Human Resources Leadership

3 types of toxic people that will kill your team’s motivation

You probably actually met a few toxic people in your career. Those who were like the cancer of the workplace and disrupted your well-being, happiness and motivation at work. You avoided scheduling meetings with them, making eye contact with them and you always walked out of the break room the second they walked in.

In this article I’ve gathered the most typical symptoms of toxic individuals at work. You can’t deal with toxic people until you know who they are.
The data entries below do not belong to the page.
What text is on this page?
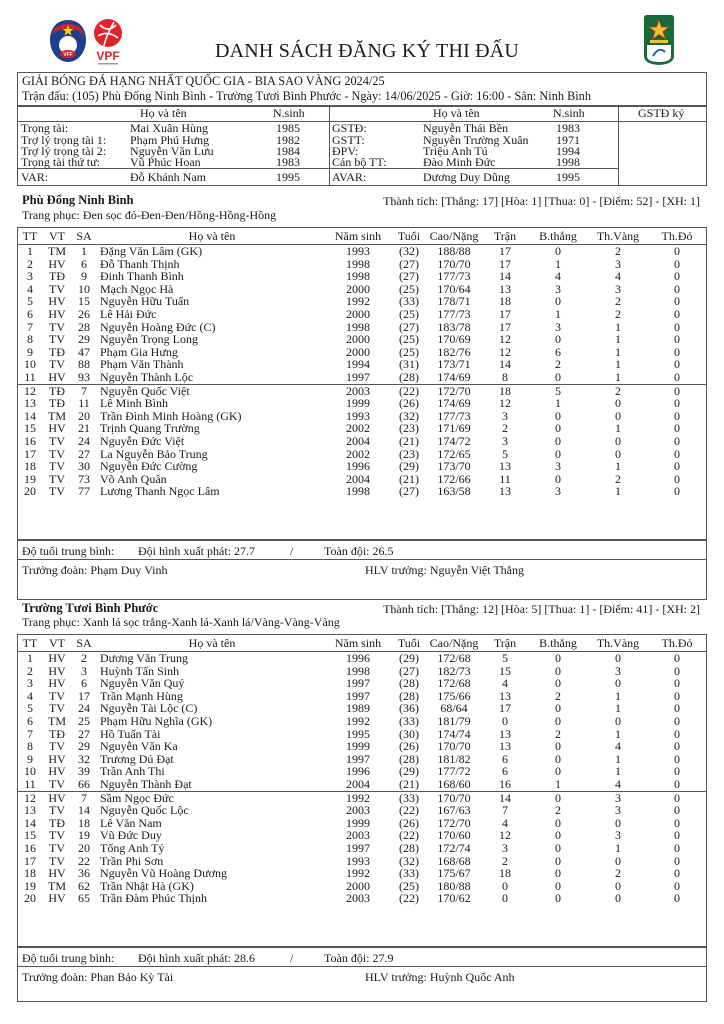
VFF VPF	DANH SÁCH ĐĂNG KÝ THI ĐẤU
GIẢI BÓNG ĐÁ HẠNG NHẤT QUỐC GIA - BIA SAO VÀNG 2024/25
Trận đấu: (105) Phù Đổng Ninh Bình - Trường Tươi Bình Phước - Ngày: 14/06/2025 - Giờ: 16:00 - Sân: Ninh Bình
Họ và tên	N.sinh	Họ và tên	N.sinh	GSTĐ ký
Trọng tài:	Mai Xuân Hùng	1985
Trợ lý trọng tài 1: Phạm Phú Hưng	1982
Trợ lý trọng tài 2: Nguyễn Văn Lưu	1984
Trọng tài thứ tư:	Vũ Phúc Hoan	1983
VAR:	Đỗ Khánh Nam	1995
GSTĐ:	Nguyễn Thái Bền	1983
GSTT:	Nguyễn Trường Xuân 1971
ĐPV:	Triệu Anh Tú	1994
Cán bộ TT:	Đào Minh Đức	1998
AVAR:	Dương Duy Dũng	1995
Phù Đổng Ninh Bình	Thành tích: [Thắng: 17] [Hòa: 1] [Thua: 0] - [Điểm: 52] - [XH: 1]
Trang phục: Đen sọc đỏ-Đen-Đen/Hồng-Hồng-Hồng
TT	VT	SA	Họ và tên	Năm sinh	Tuổi	Cao/Nặng	Trận	B.thắng	Th.Vàng	Th.Đỏ
1	TM	1	Đặng Văn Lâm (GK)	1993	(32)	188/88	17	0	2	0
2	HV	6	Đỗ Thanh Thịnh	1998	(27)	170/70	17	1	3	0
3	TĐ	9	Đinh Thanh Bình	1998	(27)	177/73	14	4	4	0
4	TV	10	Mạch Ngọc Hà	2000	(25)	170/64	13	3	3	0
5	HV	15	Nguyễn Hữu Tuấn	1992	(33)	178/71	18	0	2	0
6	HV	26	Lê Hải Đức	2000	(25)	177/73	17	1	2	0
7	TV	28	Nguyễn Hoàng Đức (C)	1998	(27)	183/78	17	3	1	0
8	TV	29	Nguyễn Trọng Long	2000	(25)	170/69	12	0	1	0
9	TĐ	47	Phạm Gia Hưng	2000	(25)	182/76	12	6	1	0
10	TV	88	Phạm Văn Thành	1994	(31)	173/71	14	2	1	0
11	HV	93	Nguyễn Thành Lộc	1997	(28)	174/69	8	0	1	0
12	TĐ	7	Nguyễn Quốc Việt	2003	(22)	172/70	18	5	2	0
13	TĐ	11	Lê Minh Bình	1999	(26)	174/69	12	1	0	0
14	TM	20	Trần Đình Minh Hoàng (GK)	1993	(32)	177/73	3	0	0	0
15	HV	21	Trịnh Quang Trường	2002	(23)	171/69	2	0	1	0
16	TV	24	Nguyễn Đức Việt	2004	(21)	174/72	3	0	0	0
17	TV	27	La Nguyễn Bảo Trung	2002	(23)	172/65	5	0	0	0
18	TV	30	Nguyễn Đức Cường	1996	(29)	173/70	13	3	1	0
19	TV	73	Võ Anh Quân	2004	(21)	172/66	11	0	2	0
20	TV	77	Lương Thanh Ngọc Lâm	1998	(27)	163/58	13	3	1	0
Độ tuổi trung bình: Đội hình xuất phát: 27.7	/	Toàn đội: 26.5
Trưởng đoàn: Phạm Duy Vinh	HLV trưởng: Nguyễn Việt Thắng
Trường Tươi Bình Phước	Thành tích: [Thắng: 12] [Hòa: 5] [Thua: 1] - [Điểm: 41] - [XH: 2]
Trang phục: Xanh lá sọc trắng-Xanh lá-Xanh lá/Vàng-Vàng-Vàng
TT	VT	SA	Họ và tên	Năm sinh	Tuổi	Cao/Nặng	Trận	B.thắng	Th.Vàng	Th.Đỏ
1	HV	2	Dương Văn Trung	1996	(29)	172/68	5	0	0	0
2	HV	3	Huỳnh Tấn Sinh	1998	(27)	182/73	15	0	3	0
3	HV	6	Nguyễn Văn Quý	1997	(28)	172/68	4	0	0	0
4	TV	17	Trần Mạnh Hùng	1997	(28)	175/66	13	2	1	0
5	TV	24	Nguyễn Tài Lộc (C)	1989	(36)	68/64	17	0	1	0
6	TM	25	Phạm Hữu Nghĩa (GK)	1992	(33)	181/79	0	0	0	0
7	TĐ	27	Hồ Tuấn Tài	1995	(30)	174/74	13	2	1	0
8	TV	29	Nguyễn Văn Ka	1999	(26)	170/70	13	0	4	0
9	HV	32	Trương Dủ Đạt	1997	(28)	181/82	6	0	1	0
10	HV	39	Trần Anh Thi	1996	(29)	177/72	6	0	1	0
11	TV	66	Nguyễn Thành Đạt	2004	(21)	168/60	16	1	4	0
12	HV	7	Sầm Ngọc Đức	1992	(33)	170/70	14	0	3	0
13	TV	14	Nguyễn Quốc Lộc	2003	(22)	167/63	7	2	3	0
14	TĐ	18	Lê Văn Nam	1999	(26)	172/70	4	0	0	0
15	TV	19	Vũ Đức Duy	2003	(22)	170/60	12	0	3	0
16	TV	20	Tống Anh Tỷ	1997	(28)	172/74	3	0	1	0
17	TV	22	Trần Phi Sơn	1993	(32)	168/68	2	0	0	0
18	HV	36	Nguyễn Vũ Hoàng Dương	1992	(33)	175/67	18	0	2	0
19	TM	62	Trần Nhật Hà (GK)	2000	(25)	180/88	0	0	0	0
20	HV	65	Trần Đàm Phúc Thịnh	2003	(22)	170/62	0	0	0	0
Độ tuổi trung bình: Đội hình xuất phát: 28.6	/	Toàn đội: 27.9
Trưởng đoàn: Phan Bảo Kỳ Tài	HLV trưởng: Huỳnh Quốc Anh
It’s important to be aware of who toxic people are, no matter what kind of position you hold in your organization.

If you are a manager, you need to identify those people and react before they destroy your team. But also if you are an employee, then you cannot get caught up in their games and you have to find a way not to become a victim.

#1 A complainer who offers no solutions

You can easily find them at any kind of problem solving meetings. They appear every time there is a discussion about a new initiative or a brainstorming session to find the best ways to improve. You look for fresh ideas or you want to improve something but those people just complain a lot and negate everything.

toxic complainer
A complainer offering no alternatives.

Don’t get me wrong, questioning and complaining may be a good thing. It can lead to constructive discussions. But only if you take a “we-can-do-it” approach and you pursue improvements, not just contradict everything. Complaining just for the sake of complaining doesn’t have any value. It takes away positive energy and leads to demotivation. Such behavior can easily spread negative feelings onto other team members. It can even stop the whole team from proposing fresh ideas.

#2 An offender

Such employees are overly aggressive and use the power of their position to achieve a desired result. It’s typical for people playing an important role in the company, such as managers, leaders or experts. They openly state their disagreement with your solutions or ideas in a rather rude manner.

toxic offender
An offender creating unpleasant atmosphere.

That kind of behavior can lower the team productivity and create unprofessional and unpleasant atmosphere. Christine Porath and Christine Pearson interviewed and surveyed 14,000 employees, managers, HR executives and CEOs from the United States and Canada [1]. As you may guess the gathered data showed the severity of the problem. The following numbers speak for themselves. The respondents said that due to incivility at work their:

  • 78%

    commitment declined

  • 66%

    performance declined

  • 47%

    time at work declined

#3 The helpless

Everyone understands that productivity is lower during the first few weeks after a new employee joins a team. It’s obvious that there are lots of questions at the beginning and that the team must be involved in solving the first problems. Mature teams use the best practices of how to onboard new team members which helps everyone to shorten that period.

helpless toxic person
The helpless asking the same question.

However, in some cases the onboarding phase lasts forever. It looks like those people stay tangled in the beginning stage of a learning curve for too long. They keep asking the same questions all the time and they don’t seem to remember any of the answers. They just don’t do their homework and as a result they never become independent.

After a while such a person becomes a pain in the neck to the whole team. People start to make jokes about those helpless people and what is worse they stop helping them. It’s just too much effort without generating any real value for the whole team.

Watch out for them!

I presented just three examples of toxic coworkers. You can read more about other types of toxic coworkers but it still won’t be the full list. I guess you may encounter such individuals on a daily basis or you might have at least had the displeasure of working with them in the past.

As Christine Porath and Christine Pearson mentioned [2] toxic employees are far more toxic than we can imagine.

Targets of bad behavior become angry, frustrated, and even vengeful. Job satisfaction falls, and performance plummets. Some employees leave. But those who stay may take a bigger toll on the organization. 

Thankfully, there is a strategy that helps you survive in the face of this issue. In my next article you can learn how to deal with some types of toxic coworkers.


References

[1] Joseph, Richard. (2011). The cost of bad behavior: how incivility is damaging your business and what to do about it. Prometheus. 29. 317-319. 10.1080/08109028.2011.630445.

[2] Porath, Christine & Pearson, Christine. (2009). How Toxic Colleagues Corrode Performance. Harvard business review. 87. 24-+.